Acara peluncuran Arcadia dilakukan di sebuah restoran di kawasan Kebayoran, Jakarta Selatan. Sore itu, restoran tak ubahnya pasar yang berdesakan. Bedanya di sini mereka yang berdesakan mengenakan tas Hermes dan sekelasnya dan bergaya mengenakan gaun serta sepatu hak tinggi. Sebagian dari mereka ialah klien Sebastian. Salah satu orang yang paling sibuk saat itu ialah petugas kasir yang diwajibkan melayani tamu yang hendak membeli piring. Para tamu lain mengelilingi meja jamuan tempat piring-piring diletakkan. Mereka sibuk berbincang tentang kombinasi motif piring dan mangkuk yang cocok diletakkan di meja makan.
“Sudah mau Natal. Orang-orang sudah mau bersiap pesta. Sekarang, orang-orang sering mengadakan jamuan di rumah dan mereka selalu butuh model tableware baru,” ungkap Tjandra yang akan memamerkan produk di Ambiente dan sejumlah ekshibisi hotel & restoran di luar negeri.
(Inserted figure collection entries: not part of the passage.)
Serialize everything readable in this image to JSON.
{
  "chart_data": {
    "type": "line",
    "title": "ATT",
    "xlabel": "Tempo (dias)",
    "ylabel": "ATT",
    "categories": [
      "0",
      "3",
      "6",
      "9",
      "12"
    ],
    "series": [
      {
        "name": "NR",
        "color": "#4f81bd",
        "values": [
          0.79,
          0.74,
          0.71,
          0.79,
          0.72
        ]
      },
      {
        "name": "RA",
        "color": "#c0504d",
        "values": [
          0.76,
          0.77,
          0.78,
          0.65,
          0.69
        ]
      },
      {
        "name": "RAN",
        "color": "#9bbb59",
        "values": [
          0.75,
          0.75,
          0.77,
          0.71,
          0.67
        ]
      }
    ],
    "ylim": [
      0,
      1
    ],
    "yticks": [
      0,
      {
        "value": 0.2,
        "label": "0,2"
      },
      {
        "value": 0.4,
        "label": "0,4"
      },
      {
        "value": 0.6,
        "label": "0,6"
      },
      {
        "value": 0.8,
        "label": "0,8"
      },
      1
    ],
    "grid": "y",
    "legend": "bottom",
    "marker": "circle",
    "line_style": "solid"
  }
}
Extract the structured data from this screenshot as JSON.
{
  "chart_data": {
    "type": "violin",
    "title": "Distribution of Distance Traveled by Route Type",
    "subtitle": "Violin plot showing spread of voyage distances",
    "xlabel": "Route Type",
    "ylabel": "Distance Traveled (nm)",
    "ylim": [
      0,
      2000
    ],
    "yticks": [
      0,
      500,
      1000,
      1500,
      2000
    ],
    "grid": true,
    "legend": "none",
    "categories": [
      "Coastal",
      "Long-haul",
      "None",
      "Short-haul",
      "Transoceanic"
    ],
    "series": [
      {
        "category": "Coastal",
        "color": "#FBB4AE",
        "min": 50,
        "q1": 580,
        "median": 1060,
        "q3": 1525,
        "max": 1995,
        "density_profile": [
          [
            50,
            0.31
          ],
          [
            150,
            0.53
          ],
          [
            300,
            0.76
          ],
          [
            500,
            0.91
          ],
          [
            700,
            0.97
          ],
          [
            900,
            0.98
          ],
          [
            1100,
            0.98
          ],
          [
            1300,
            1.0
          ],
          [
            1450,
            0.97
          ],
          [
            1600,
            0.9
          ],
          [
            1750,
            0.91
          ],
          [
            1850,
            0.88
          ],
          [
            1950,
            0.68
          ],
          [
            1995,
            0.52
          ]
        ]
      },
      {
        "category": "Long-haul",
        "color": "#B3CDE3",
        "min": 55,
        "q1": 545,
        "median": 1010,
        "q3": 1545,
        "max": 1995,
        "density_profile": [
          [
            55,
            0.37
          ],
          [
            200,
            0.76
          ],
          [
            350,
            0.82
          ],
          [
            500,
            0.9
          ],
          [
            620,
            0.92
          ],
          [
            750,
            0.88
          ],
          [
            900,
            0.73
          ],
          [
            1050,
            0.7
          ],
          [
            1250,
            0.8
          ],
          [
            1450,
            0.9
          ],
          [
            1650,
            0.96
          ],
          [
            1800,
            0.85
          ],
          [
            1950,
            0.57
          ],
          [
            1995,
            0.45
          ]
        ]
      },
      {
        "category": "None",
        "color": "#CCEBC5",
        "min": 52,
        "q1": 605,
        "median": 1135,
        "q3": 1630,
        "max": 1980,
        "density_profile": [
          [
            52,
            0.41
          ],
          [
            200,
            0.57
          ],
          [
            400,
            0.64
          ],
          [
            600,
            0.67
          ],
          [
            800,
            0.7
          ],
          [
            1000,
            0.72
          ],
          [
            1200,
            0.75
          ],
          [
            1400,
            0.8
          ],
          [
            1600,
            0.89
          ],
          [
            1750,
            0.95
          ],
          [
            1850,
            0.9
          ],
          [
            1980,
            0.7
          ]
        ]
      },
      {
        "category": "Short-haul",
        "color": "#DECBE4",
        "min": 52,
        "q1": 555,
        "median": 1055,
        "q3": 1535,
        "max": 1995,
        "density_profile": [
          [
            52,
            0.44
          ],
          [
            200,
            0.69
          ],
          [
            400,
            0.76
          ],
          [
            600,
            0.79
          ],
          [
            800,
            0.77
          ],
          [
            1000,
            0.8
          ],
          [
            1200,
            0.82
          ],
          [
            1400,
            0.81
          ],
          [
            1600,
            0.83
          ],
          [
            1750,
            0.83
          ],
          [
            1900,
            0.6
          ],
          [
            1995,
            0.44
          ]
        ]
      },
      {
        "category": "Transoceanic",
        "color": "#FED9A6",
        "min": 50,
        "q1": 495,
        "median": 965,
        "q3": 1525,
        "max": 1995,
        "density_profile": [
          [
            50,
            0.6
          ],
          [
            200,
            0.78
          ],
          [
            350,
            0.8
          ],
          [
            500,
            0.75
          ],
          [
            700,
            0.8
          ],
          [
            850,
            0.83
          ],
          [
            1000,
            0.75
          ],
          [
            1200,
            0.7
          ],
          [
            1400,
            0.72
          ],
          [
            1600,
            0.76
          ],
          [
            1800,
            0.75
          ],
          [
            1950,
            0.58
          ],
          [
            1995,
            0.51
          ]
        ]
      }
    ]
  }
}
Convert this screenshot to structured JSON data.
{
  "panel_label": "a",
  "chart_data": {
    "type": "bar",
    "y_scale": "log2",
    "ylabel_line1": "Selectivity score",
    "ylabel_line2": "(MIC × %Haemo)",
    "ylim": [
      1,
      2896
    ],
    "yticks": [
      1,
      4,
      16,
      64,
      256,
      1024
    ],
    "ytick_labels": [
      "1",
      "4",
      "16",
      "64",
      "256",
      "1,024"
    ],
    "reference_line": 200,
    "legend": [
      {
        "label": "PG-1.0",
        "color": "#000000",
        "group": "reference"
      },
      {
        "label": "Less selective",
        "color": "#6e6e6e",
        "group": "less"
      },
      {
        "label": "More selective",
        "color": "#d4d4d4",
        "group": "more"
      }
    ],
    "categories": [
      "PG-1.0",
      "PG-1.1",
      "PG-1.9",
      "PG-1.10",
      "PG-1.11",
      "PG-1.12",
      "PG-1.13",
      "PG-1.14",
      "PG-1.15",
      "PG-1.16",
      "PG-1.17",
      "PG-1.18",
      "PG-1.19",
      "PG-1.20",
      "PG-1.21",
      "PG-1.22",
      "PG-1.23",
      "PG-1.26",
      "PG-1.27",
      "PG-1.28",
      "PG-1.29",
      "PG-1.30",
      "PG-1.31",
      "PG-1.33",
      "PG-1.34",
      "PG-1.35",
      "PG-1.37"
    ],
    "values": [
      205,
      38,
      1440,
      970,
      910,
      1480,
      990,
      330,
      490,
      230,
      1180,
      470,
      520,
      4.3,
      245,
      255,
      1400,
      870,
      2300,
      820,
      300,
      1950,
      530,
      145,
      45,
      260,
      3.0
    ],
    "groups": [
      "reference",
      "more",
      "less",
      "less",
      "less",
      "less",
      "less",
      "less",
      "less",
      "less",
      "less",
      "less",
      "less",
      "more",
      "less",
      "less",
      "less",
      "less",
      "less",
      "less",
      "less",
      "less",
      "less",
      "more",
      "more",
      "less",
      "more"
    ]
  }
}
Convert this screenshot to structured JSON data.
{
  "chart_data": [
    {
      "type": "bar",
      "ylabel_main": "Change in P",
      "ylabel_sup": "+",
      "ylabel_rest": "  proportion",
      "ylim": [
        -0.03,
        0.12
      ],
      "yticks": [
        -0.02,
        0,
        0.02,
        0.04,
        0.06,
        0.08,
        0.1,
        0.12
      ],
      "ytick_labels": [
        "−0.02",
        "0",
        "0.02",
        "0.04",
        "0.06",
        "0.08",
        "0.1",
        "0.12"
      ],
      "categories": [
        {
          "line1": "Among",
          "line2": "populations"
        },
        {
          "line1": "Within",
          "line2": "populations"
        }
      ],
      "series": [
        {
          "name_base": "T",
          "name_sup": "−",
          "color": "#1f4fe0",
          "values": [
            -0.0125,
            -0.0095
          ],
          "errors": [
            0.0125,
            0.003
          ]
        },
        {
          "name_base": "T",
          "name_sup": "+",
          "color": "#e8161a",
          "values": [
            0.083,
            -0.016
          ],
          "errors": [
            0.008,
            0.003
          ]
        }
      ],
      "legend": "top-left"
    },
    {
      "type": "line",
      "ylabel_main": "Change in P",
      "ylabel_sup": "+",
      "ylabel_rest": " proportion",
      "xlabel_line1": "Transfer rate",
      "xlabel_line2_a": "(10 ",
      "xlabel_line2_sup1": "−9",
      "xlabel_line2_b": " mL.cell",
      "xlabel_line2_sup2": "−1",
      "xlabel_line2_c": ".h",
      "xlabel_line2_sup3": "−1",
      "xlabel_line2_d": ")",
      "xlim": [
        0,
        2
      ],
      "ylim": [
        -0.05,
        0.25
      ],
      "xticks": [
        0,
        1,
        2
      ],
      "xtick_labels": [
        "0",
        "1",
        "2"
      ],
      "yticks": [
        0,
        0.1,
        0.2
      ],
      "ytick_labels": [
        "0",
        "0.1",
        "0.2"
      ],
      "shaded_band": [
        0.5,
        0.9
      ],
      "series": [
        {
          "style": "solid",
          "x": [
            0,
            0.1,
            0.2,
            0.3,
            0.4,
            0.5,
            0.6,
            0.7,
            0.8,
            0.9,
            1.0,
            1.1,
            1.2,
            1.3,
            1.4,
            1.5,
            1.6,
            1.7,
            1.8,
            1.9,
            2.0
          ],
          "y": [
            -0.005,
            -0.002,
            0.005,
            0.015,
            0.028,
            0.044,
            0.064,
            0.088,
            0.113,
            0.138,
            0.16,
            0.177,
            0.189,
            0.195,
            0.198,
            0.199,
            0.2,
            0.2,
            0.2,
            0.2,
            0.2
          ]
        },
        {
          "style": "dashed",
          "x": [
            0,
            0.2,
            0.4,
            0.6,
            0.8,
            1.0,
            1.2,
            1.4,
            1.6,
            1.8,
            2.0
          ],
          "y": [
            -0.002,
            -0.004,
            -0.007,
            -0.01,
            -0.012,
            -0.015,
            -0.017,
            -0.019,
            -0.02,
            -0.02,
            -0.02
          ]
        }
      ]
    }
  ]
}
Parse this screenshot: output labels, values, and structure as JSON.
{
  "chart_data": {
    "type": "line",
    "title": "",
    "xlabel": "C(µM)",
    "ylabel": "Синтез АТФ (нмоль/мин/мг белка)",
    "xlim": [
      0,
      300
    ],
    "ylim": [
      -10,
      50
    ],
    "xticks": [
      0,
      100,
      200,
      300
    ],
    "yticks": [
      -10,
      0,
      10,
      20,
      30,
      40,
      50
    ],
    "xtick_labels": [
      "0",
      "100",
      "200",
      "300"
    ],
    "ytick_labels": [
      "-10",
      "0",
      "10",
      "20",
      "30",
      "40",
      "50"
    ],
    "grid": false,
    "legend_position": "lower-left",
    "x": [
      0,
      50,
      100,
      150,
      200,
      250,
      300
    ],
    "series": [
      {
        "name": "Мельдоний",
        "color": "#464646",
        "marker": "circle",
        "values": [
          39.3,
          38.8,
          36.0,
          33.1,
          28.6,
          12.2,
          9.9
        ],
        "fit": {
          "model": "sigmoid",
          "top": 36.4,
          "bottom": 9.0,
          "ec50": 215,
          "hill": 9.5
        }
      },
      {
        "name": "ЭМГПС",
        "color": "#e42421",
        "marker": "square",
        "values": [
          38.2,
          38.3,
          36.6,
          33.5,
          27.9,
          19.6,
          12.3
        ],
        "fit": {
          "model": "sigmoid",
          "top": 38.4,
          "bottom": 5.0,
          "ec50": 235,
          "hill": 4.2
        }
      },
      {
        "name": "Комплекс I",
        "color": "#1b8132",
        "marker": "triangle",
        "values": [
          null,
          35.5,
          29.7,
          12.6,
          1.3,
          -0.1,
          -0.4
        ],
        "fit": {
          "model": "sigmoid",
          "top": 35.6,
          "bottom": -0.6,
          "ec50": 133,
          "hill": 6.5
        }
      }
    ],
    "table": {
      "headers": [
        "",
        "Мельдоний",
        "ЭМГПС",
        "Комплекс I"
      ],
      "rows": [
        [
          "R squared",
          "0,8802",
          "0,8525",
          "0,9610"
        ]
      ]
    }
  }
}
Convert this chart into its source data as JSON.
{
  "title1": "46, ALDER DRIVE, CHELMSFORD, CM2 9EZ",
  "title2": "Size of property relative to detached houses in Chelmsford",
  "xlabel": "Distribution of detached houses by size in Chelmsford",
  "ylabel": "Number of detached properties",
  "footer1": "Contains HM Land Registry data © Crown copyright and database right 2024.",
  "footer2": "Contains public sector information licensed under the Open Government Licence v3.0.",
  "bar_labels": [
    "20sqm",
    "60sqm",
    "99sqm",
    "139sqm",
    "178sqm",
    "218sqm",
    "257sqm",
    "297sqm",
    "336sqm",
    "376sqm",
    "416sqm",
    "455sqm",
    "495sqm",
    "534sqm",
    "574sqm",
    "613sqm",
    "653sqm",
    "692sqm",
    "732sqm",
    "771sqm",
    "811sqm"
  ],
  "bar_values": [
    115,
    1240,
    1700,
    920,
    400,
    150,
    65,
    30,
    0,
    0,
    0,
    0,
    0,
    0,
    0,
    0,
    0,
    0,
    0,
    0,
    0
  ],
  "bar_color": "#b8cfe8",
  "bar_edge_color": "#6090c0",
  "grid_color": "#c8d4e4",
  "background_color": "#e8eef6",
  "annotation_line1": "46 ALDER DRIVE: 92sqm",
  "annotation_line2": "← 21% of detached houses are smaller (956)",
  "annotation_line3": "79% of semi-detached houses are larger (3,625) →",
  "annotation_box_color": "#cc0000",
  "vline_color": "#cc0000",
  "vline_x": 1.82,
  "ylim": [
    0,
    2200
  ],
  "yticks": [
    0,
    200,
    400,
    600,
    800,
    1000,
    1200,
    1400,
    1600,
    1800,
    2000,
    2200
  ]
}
Ia bahagia bisa bekerjasama dengan Sebastian. Bagi Zen, Sebastian memang brilian karena mampu membuat produk jadi laris. Bagi Sebastian, hal ini turut jadi tantangan tersendiri karena ia harus beradaptasi dalam bekerja dengan medium yang berbeda. Ia mesti lihai menyesuaikan bentuk gambar dengan kemampuan mesin produksi. Bagi para sosialita yang datang, karya baru Sebastian bisa jadi simbol kemewahan ketika momen jamuan tiba.